Closed loop. Feedback, grounding, continuity.


Deployment

| Component | Hosting | Stack | | -------------------- | ------------------------------- | ----------------------------------- | | Frontend / Interface | Serverless (Vercel, Cloudflare) | Next.js + AI SDK | | Agent Orchestrator | Stateful microservice | Node/Express, FastAPI, LangGraph | | Vector Store | Managed DB | Supabase (pgvector) / Pinecone | | Memory Graph | Persistent DB | Neo4j / RedisGraph | | Observability | Logging + Metrics | OpenTelemetry, Prometheus | | Security | AuthN/AuthZ, rate limiting | JWT, API Gateway |

Operational notes:

  • Log every reasoning step.
  • Version your pipelines.
  • Sandbox tools.
  • Treat token use and latency as first-class metrics.

Failure modes

| Risk | Cause | Mitigation | | --------------------- | ------------------------- | --------------------------------------------------- | | Hallucination | Weak retrieval | Tighten RAG relevance, enforce context injection | | Looping | Unbounded recursion | Iteration limits, plan termination checks | | Data drift | Outdated embeddings | Re-embed periodically | | Context explosion | Oversized prompts | Summarise history dynamically | | Latency spikes | Deep chains | Parallelise sub-agents, batch tool calls |


Governance

Transparent and auditable by design.

  • Trace every chain (input → output → action → eval).
  • Store traces for reproducibility.
  • Feedback ledger for human review.
  • Safety guardrails in orchestration, not afterthoughts.

Telemetry I track:

  • Token and cost per interaction
  • Retrieval hit ratio
  • Tool success/failure
  • Task completion times
  • Reflection score deltas

The operational view of cognition.


Evolution path

| Stage | Description | Transition | | ----------------- | ------------------------------------ | -------------------------------------------- | | 1. Reactive | Static response to input | Add RAG | | 2. Contextual | Recalls past context | Add persistent memory | | 3. Procedural | Plans multi-step | Add agents | | 4. Reflective | Evaluates own performance | Add feedback loops | | 5. Adaptive | Improves autonomously | RL or retraining cycles |

Each stage builds on the last.
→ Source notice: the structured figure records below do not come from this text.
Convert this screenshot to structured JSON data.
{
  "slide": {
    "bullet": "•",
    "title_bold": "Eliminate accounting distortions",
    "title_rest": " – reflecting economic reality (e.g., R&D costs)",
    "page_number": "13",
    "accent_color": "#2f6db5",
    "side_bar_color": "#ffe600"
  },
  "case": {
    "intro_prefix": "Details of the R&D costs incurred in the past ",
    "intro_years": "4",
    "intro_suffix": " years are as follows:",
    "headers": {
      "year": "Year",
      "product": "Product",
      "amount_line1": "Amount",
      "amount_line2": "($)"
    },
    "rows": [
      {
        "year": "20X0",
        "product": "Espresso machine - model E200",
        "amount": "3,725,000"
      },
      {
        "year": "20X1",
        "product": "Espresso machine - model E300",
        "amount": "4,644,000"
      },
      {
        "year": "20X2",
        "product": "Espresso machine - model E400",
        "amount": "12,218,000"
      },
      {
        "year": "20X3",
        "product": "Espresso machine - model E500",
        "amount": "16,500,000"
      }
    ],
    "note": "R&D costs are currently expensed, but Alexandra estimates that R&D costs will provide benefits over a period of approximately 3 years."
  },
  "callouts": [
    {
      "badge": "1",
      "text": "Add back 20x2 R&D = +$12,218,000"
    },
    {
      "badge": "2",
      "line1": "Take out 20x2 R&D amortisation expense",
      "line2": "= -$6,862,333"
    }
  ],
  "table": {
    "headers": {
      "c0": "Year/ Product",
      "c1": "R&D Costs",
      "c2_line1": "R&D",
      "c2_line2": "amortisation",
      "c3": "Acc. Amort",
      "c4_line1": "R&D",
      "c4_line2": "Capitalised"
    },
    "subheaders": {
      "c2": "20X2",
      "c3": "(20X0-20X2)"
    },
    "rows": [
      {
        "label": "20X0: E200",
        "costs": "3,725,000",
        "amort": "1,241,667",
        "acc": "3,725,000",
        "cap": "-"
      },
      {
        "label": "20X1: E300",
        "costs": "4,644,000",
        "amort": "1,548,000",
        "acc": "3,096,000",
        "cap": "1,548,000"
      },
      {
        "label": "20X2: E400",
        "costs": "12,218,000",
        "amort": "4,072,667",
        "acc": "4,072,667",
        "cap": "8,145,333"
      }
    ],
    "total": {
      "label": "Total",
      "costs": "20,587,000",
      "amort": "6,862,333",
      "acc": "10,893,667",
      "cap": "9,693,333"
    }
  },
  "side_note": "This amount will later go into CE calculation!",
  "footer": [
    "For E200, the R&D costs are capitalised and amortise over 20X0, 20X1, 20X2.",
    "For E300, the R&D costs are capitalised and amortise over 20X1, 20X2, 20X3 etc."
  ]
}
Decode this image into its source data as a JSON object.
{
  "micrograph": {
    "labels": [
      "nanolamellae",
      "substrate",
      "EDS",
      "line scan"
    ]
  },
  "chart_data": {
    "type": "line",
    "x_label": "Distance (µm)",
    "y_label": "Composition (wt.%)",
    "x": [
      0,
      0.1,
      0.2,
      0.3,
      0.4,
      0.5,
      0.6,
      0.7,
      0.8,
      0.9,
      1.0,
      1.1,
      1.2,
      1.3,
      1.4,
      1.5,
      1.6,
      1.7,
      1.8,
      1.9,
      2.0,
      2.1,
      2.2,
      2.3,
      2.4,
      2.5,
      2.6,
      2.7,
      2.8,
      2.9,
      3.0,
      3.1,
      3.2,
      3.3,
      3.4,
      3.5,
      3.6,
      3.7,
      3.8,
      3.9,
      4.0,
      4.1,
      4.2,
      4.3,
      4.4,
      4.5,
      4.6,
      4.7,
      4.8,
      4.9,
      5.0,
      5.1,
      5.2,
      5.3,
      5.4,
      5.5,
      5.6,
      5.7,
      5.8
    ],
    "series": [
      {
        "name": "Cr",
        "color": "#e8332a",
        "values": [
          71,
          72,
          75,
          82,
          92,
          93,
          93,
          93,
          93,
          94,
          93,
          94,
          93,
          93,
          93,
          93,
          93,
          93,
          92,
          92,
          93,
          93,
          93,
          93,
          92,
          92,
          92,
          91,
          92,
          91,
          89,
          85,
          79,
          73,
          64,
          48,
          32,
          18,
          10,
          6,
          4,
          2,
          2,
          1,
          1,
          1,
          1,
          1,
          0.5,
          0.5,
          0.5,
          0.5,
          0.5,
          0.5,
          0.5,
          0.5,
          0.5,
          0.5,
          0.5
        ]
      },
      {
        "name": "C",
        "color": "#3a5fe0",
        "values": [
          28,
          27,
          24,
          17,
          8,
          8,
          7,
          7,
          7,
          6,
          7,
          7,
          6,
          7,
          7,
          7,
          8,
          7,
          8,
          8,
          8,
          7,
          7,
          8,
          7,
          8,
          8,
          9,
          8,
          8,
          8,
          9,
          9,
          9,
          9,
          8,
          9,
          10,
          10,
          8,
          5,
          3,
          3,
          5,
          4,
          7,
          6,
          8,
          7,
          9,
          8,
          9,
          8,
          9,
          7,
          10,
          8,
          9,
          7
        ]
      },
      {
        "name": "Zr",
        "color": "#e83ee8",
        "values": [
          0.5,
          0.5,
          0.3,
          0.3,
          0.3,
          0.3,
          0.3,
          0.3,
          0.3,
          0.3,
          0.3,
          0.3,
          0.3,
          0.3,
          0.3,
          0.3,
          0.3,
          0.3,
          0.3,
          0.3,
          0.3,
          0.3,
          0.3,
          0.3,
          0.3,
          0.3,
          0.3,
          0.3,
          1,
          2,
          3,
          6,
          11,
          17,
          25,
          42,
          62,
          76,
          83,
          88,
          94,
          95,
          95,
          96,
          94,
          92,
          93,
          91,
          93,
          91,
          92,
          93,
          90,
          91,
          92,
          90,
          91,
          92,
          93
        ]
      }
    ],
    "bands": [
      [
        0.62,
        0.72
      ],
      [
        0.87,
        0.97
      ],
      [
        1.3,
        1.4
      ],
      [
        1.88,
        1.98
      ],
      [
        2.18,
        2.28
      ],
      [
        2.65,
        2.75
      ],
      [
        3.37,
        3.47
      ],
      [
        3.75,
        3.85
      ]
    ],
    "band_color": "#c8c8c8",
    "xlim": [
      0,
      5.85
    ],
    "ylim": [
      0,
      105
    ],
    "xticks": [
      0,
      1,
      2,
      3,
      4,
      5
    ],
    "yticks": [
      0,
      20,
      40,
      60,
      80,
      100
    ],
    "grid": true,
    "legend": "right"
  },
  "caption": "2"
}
Intelligence emerges from the stability of feedback between them.


The shift

Building a thinking system means moving from code-centric to system-centric design. The question isn't "which model do we use." It's:

How do information, reasoning, and memory interact to produce reliable understanding?

When that's clear, observable, and grounded, the result behaves less like a chatbot and more like a collaborator.